Commenting on the safety profile of the PD-1 inhibitor, Pavlick said, “Cemiplimab has a tolerable side effect profile for elderly patients in whom this disease is most commonly diagnosed.”

She specifically highlighted safety data for the group of patients with metastatic CSCC. In this arm, grade ≥3 adverse events (AEs) occurred in 42% of patients, leading to treatment discontinuation in 3 patients, and were linked to 3 patient deaths. Grade ≥3 AEs included diarrhea (n = 1), fatigue (n = 1), constipation (n = 1), anemia (n = 1), and pneumonitis (n = 2). Serious AEs occurred in 29% of patients. There were also 8 patient deaths due to disease progression.

Going forward, Pavlick said, “Future research needs to build on the foundation of anti–PD-1 therapy to further improve outcomes and survival.”

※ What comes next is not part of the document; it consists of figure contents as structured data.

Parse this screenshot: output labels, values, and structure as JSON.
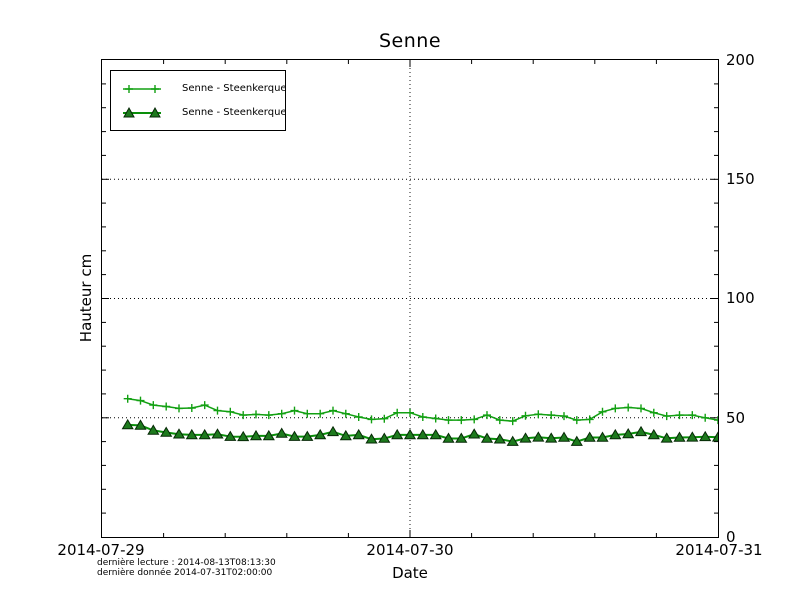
{
  "title": "Senne",
  "axes": {
    "ylabel": "Hauteur cm",
    "xlabel": "Date",
    "x_ticks": [
      "2014-07-29",
      "2014-07-30",
      "2014-07-31"
    ],
    "y_ticks": [
      "200",
      "150",
      "100",
      "50",
      "0"
    ]
  },
  "legend": {
    "items": [
      {
        "label": "Senne - Steenkerque",
        "marker": "plus"
      },
      {
        "label": "Senne - Steenkerque",
        "marker": "triangle"
      }
    ]
  },
  "footnotes": {
    "line1": "dernière lecture : 2014-08-13T08:13:30",
    "line2": "dernière donnée  2014-07-31T02:00:00"
  },
  "chart_data": {
    "type": "line",
    "title": "Senne",
    "xlabel": "Date",
    "ylabel": "Hauteur cm",
    "x_axis": {
      "start": "2014-07-29T00:00",
      "end": "2014-07-31T00:00",
      "range_hours": [
        0,
        48
      ],
      "tick_labels": [
        "2014-07-29",
        "2014-07-30",
        "2014-07-31"
      ],
      "major_tick_hours": [
        0,
        24,
        48
      ],
      "minor_tick_step_hours": 4.8
    },
    "y_axis": {
      "lim": [
        0,
        200
      ],
      "major_ticks": [
        0,
        50,
        100,
        150,
        200
      ],
      "minor_tick_step": 10
    },
    "grid": {
      "style": "dotted",
      "y_values": [
        50,
        100,
        150
      ],
      "x_hours": [
        24
      ]
    },
    "legend_position": "upper-left",
    "sample_start_hour": 2,
    "sample_step_hours": 1,
    "series": [
      {
        "name": "Senne - Steenkerque",
        "marker": "plus",
        "color": "#12a012",
        "line_width": 1.5,
        "values": [
          58.0,
          57.2,
          55.3,
          54.7,
          53.9,
          54.1,
          55.3,
          53.0,
          52.5,
          51.1,
          51.4,
          51.1,
          51.7,
          53.0,
          51.7,
          51.7,
          53.0,
          51.7,
          50.3,
          49.3,
          49.6,
          52.1,
          52.1,
          50.3,
          49.7,
          49.0,
          49.0,
          49.3,
          51.1,
          49.0,
          48.6,
          50.8,
          51.5,
          51.1,
          50.7,
          49.0,
          49.3,
          52.5,
          53.9,
          54.3,
          53.9,
          52.1,
          50.7,
          51.1,
          51.1,
          50.0,
          49.0
        ]
      },
      {
        "name": "Senne - Steenkerque",
        "marker": "triangle",
        "color": "#0a8f0a",
        "marker_fill": "#1d7a1d",
        "marker_edge": "#062806",
        "line_width": 2,
        "values": [
          47.0,
          46.8,
          44.7,
          43.8,
          43.1,
          42.8,
          42.8,
          43.1,
          42.1,
          42.0,
          42.4,
          42.4,
          43.4,
          42.1,
          42.1,
          42.8,
          44.1,
          42.4,
          42.8,
          41.0,
          41.3,
          42.8,
          42.8,
          42.8,
          42.8,
          41.3,
          41.3,
          43.1,
          41.3,
          41.0,
          40.0,
          41.4,
          41.8,
          41.4,
          41.7,
          40.0,
          41.7,
          41.7,
          42.8,
          43.2,
          44.1,
          42.8,
          41.4,
          41.7,
          41.8,
          42.0,
          41.8
        ]
      }
    ]
  }
}
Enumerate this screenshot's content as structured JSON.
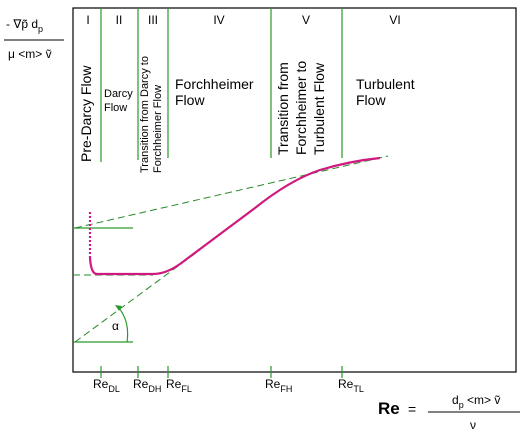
{
  "y_label": {
    "numerator": "- ∇p̃ d",
    "numerator_sub": "p",
    "denominator": "μ <m> ṽ"
  },
  "regions": [
    {
      "numeral": "I",
      "label": "Pre-Darcy Flow"
    },
    {
      "numeral": "II",
      "label_lines": [
        "Darcy",
        "Flow"
      ]
    },
    {
      "numeral": "III",
      "label_lines": [
        "Transition from Darcy to",
        "Forchheimer Flow"
      ]
    },
    {
      "numeral": "IV",
      "label_lines": [
        "Forchheimer",
        "Flow"
      ]
    },
    {
      "numeral": "V",
      "label_lines": [
        "Transition from",
        "Forchheimer to",
        "Turbulent Flow"
      ]
    },
    {
      "numeral": "VI",
      "label_lines": [
        "Turbulent",
        "Flow"
      ]
    }
  ],
  "ticks": [
    {
      "base": "Re",
      "sub": "DL"
    },
    {
      "base": "Re",
      "sub": "DH"
    },
    {
      "base": "Re",
      "sub": "FL"
    },
    {
      "base": "Re",
      "sub": "FH"
    },
    {
      "base": "Re",
      "sub": "TL"
    }
  ],
  "angle": "α",
  "x_label": {
    "name": "Re",
    "equals": "=",
    "numerator": "d",
    "numerator_sub": "p",
    "numerator_rest": " <m> ṽ",
    "denominator": "ν"
  }
}
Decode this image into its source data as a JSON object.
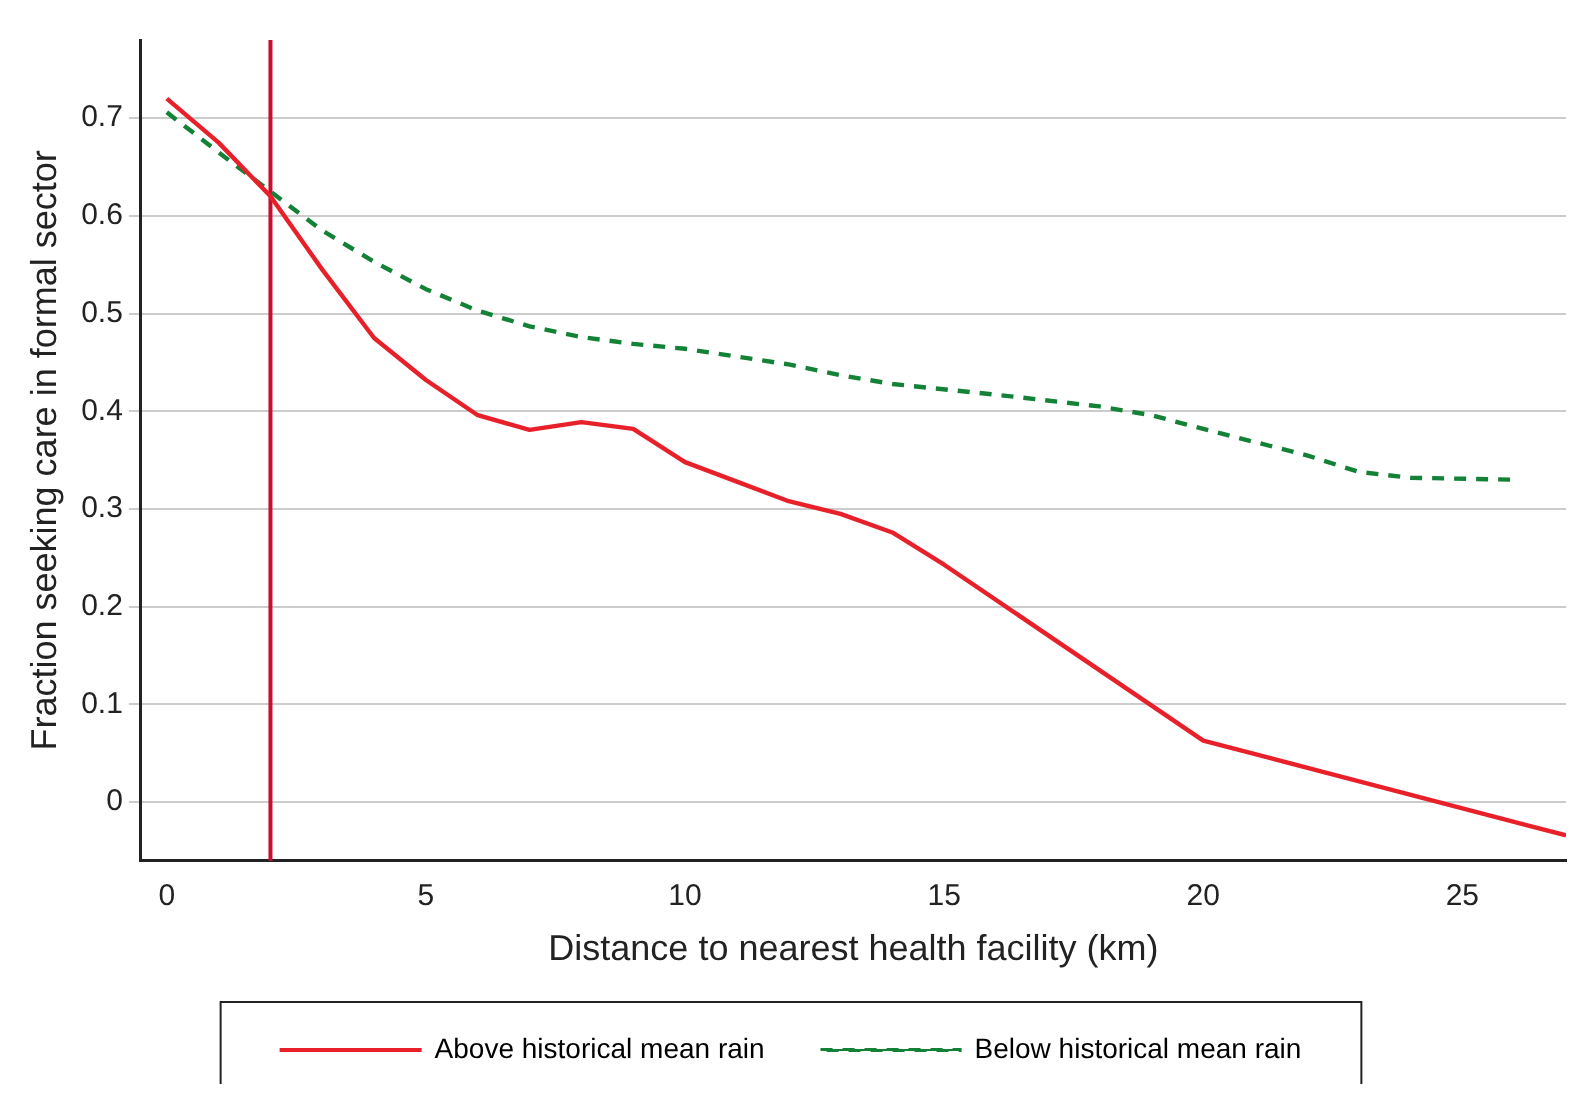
{
  "chart_data": {
    "type": "line",
    "xlabel": "Distance to nearest health facility (km)",
    "ylabel": "Fraction seeking care in formal sector",
    "xlim": [
      -0.5,
      27
    ],
    "xticks": [
      0,
      5,
      10,
      15,
      20,
      25
    ],
    "ylim": [
      -0.06,
      0.78
    ],
    "yticks": [
      0,
      0.1,
      0.2,
      0.3,
      0.4,
      0.5,
      0.6,
      0.7
    ],
    "grid": "y",
    "legend": "bottom",
    "marker": "none",
    "series": [
      {
        "name": "Above historical mean rain",
        "color": "#e8202a",
        "line_style": "solid",
        "x": [
          0,
          1,
          2,
          3,
          4,
          5,
          6,
          7,
          8,
          9,
          10,
          11,
          12,
          13,
          14,
          15,
          20,
          27
        ],
        "values": [
          0.72,
          0.675,
          0.62,
          0.545,
          0.475,
          0.432,
          0.396,
          0.381,
          0.389,
          0.382,
          0.348,
          0.328,
          0.308,
          0.295,
          0.276,
          0.243,
          0.063,
          -0.034
        ]
      },
      {
        "name": "Below historical mean rain",
        "color": "#138236",
        "line_style": "dashed",
        "x": [
          0,
          1,
          2,
          3,
          4,
          5,
          6,
          7,
          8,
          9,
          10,
          12,
          13,
          14,
          16,
          18,
          19,
          20,
          22,
          23,
          24,
          26
        ],
        "values": [
          0.706,
          0.665,
          0.625,
          0.585,
          0.553,
          0.525,
          0.503,
          0.487,
          0.476,
          0.469,
          0.464,
          0.448,
          0.437,
          0.428,
          0.417,
          0.405,
          0.396,
          0.382,
          0.355,
          0.338,
          0.332,
          0.33
        ]
      }
    ],
    "ref_lines": [
      {
        "axis": "x",
        "value": 2,
        "color": "#c8102e"
      }
    ]
  }
}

She noted several treatments being explored in clinical trials that are currently enrolling, including pembrolizumab (Keytruda) for recurrent/metastatic or locally advanced CSCC, erlotinib (Tarceva) for recurrent/metastatic CSCC, talimogene laherparepvec (T-VEC; Imlygic) for locally advanced/metastatic CSCC, and adjuvant cemiplimab versus placebo following resection and radiation for high-risk CSCC.
 
 
References:
  1. Rischin CD, Migden MR, Chang A, et al. Primary analysis of phase 2 results for cemiplimab, a human monoclonal anti-PD-1, in patients with metastatic cutaneous squamous cell carcinoma (mCSCC). J Clin Oncol. 2018;36 (suppl; abstr 9519).
  2. Migden MR, Rischin CD, Schmults A, et al. PD-1 blockade with cemiplimab in advanced cutaneous squamous-cell carcinoma [published online June 4, 2018]. N Engl J Med. doi: 10.1056/NEJMoa1805131.